-->

Pembiayaan Pendidikan Tinggi dan Riset Di Era Efisiensi Anggaran


Oleh : Fadhilah Nur Syamsi (Aktivis Muslimah)

Kebijakan efisiensi anggaran di Indonesia memicu kekhawatiran terhadap masa depan pendidikan tinggi dan riset. Pemangkasan anggaran dituangkan melalui Inpres No. 1 Tahun 2025, dengan tujuan penghematan pembelanjaan negara sebesar Rp 306,7 triliun.
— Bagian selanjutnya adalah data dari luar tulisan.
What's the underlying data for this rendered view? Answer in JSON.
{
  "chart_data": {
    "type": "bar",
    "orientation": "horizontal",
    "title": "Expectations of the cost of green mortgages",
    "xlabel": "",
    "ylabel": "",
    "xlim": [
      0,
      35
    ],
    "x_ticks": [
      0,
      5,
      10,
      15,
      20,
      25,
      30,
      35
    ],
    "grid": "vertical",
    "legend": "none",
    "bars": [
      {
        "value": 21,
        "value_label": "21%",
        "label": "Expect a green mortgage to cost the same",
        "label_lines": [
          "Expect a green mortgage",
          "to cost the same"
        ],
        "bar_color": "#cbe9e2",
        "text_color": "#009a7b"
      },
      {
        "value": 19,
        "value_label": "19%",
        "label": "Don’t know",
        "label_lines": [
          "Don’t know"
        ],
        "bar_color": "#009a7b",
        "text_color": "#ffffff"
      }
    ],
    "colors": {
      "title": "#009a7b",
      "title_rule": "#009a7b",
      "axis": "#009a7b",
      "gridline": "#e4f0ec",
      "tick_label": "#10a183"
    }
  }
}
Beberapa pihak, termasuk akademisi dan mahasiswa mengungkap keresahan mereka, menganggap bahwa pemotongan anggaran ini dapat memotong pemberian beasiswa pendidikan, membatasi akses pendidikan, bahkan menurunkan kualitas pendidikan. Lebih jauh lagi kebijakan ini juga berdampak pada pengurangan dana penelitian yang dapat menghambat penelitian itu sendiri dan berbagai inovasi. Pengaruhnya dalam jangka panjang adalah dapat menurunkan daya saing bangsa. Negara-negara maju seperti Korea Selatan dan Jepang telah membuktikan bahwa investasi besar dalam riset dapat mendorong pertumbuhan ekonomi dan daya saing global.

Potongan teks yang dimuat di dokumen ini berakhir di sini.